Dear Past Self

Dear past self,

I know, I understand. It’s totally fine. You will be fine.

You have been scared of your future. Hello, you’re just 15 years old?! You’re unsure if Information Technology is the right path to take. You don’t know if you want to enrol in this course just to get into UST. Not getting admitted to Communication Arts is not the end of your “artistry.” You will eventually realize what you are meant to do. You will meet many great people in your first few years, but they won’t be there forever. Enjoy every joke your current fave gay friend shares. Indulge in all your new moments with new friendships you’ve built. You know that scary, dark field at night? In there, new foundations of relationships shall begin construction. But you won’t be with them forever. You’ll be alone at times after stopping for one semester but you will still see them. Smile at them for me, for I never got the chance to say hi when I bumped into them a couple of times. You will be shy, just like when you were in grade school.

I know, I understand.

You will get to shift to Communication Arts.
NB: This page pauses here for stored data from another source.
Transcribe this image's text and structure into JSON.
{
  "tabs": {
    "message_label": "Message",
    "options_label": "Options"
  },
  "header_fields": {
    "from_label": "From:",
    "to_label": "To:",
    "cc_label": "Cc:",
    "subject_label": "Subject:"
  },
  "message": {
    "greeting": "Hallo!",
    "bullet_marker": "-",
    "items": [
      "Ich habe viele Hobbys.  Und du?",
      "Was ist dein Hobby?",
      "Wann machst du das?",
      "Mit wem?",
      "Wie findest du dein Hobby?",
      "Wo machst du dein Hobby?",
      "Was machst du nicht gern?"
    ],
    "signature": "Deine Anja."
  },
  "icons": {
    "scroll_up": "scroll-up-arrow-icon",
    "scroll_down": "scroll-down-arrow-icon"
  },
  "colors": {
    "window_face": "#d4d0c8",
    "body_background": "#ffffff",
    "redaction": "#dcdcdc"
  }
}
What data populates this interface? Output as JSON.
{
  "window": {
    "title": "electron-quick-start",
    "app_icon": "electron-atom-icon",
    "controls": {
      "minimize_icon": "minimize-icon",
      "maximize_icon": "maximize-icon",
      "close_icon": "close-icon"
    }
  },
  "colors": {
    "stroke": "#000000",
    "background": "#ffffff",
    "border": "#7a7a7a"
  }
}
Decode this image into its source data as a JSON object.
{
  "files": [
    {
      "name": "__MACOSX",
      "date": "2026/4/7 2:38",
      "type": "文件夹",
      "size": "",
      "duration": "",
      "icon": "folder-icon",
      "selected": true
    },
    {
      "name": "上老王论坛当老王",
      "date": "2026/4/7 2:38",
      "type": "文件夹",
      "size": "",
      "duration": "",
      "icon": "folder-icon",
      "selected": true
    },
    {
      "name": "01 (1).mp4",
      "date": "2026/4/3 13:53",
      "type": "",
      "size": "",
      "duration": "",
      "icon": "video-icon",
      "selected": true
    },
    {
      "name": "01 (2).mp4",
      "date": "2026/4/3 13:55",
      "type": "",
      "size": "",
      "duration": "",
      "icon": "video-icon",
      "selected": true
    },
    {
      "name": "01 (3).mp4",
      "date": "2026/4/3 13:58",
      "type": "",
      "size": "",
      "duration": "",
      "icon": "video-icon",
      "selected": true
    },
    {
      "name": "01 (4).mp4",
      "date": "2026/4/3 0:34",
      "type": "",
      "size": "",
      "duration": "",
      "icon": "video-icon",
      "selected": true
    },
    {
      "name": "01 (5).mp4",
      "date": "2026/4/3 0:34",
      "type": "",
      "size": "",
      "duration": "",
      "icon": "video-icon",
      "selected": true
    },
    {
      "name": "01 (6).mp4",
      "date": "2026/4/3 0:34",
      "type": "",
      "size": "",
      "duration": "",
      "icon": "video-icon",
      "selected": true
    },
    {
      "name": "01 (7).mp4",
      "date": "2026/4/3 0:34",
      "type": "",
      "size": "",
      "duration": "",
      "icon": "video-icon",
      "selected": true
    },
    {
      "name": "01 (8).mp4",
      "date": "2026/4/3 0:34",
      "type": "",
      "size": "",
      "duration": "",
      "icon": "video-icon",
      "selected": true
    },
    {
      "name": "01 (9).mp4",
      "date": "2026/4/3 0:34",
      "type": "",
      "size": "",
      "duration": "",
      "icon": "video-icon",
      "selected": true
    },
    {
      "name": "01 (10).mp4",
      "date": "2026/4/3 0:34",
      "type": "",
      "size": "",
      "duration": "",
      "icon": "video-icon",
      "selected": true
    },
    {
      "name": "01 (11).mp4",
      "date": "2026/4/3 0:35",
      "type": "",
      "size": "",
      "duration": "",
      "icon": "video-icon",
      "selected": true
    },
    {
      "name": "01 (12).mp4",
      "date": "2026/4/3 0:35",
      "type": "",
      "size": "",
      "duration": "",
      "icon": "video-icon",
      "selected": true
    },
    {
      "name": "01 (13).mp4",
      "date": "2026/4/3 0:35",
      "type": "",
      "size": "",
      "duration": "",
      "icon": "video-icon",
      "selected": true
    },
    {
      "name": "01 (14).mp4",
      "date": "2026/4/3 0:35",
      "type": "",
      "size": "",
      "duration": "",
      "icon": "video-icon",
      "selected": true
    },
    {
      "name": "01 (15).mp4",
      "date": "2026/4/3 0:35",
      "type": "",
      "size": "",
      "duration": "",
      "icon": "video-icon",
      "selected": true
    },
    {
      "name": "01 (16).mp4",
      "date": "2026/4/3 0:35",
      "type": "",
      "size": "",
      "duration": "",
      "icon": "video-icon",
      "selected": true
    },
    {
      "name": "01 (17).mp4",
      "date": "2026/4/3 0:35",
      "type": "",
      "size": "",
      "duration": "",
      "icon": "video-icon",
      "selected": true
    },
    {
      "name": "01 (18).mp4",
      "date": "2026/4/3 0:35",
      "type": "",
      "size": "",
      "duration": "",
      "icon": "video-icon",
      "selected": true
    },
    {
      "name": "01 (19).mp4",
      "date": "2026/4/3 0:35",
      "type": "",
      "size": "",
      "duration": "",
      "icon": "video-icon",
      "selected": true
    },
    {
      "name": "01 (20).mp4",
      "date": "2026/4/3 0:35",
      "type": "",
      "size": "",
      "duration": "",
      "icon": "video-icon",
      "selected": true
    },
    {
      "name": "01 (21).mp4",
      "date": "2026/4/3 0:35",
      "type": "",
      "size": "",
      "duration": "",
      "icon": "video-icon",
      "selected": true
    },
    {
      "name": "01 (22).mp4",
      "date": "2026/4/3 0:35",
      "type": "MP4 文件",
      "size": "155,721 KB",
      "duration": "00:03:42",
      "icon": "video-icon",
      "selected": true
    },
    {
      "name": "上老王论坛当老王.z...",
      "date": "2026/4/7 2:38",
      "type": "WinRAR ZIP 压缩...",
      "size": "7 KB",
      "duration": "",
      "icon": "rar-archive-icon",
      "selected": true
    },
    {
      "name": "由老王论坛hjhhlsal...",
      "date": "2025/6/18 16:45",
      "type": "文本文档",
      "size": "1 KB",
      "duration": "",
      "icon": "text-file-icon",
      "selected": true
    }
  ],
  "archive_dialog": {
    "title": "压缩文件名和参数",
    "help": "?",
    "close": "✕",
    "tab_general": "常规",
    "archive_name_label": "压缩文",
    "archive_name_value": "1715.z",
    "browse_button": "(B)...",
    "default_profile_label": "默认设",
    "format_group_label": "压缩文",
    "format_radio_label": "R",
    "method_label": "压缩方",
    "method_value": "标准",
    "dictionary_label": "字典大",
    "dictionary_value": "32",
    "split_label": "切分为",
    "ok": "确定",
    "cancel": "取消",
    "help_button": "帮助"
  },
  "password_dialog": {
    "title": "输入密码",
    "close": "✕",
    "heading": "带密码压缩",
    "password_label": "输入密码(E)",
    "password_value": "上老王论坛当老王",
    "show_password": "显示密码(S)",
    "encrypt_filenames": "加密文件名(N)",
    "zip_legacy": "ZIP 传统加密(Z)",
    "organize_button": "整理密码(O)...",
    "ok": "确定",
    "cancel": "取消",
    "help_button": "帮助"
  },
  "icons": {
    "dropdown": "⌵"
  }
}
You will meet new people that you’ll love and they will make you feel like everything’s going to be fine. You’ll be friends with them even after they graduate. But life won’t treat you as fairly as what you wanted. Prioritize that pain you feel. It won’t be easy but by letting yourself honour that emotional torture, you will be free. It’s okay if shifting again, now to Journalism, doesn’t make you comfortable. It’s okay you don’t feel welcomed yet. Do not lie to yourself. Do not tell people you’re happy when you are not. But tell them again that you feel like this was God’s way of putting you in the right track, because it will really seem like that. You’ll be shy, waiting for professors to get inside the classroom because you don’t know anyone from that block; sometimes you’ll be shy to attend class when you’re late; you’ll ask for countless chances because you’ll keep on missing classes; you’ll meet so many shitty people but there will always be good ones who will show you how much of a talented person you are.

You will almost give up but you will stand up again, chin up high, and with a smile. It will be a cycle: falling down, getting back up, falling down, feeling hopeless, getting help, standing up, falling down, getting back up, falling down, feeling like you’re being dragged down even more, falling down again.

It’s totally fine.

But you will eventually stand strong and won’t let these hurdles stop you from getting that dream and finally graduating. You will spend seven years in UST: 13 semesters and two summer semesters. It will not define who you are as a student nor will it make you less of a person. Because you will pass; pass this phase in life, pass all your subjects, and most importantly, exit and pass through the arch of the centuries.

I promise, you will be fine.

 

Love,

Your recently-graduated self

P.S. I didn’t get to shoot a video of our exit because it was raining soooooo hard and there were thunderstorms while we were waiting.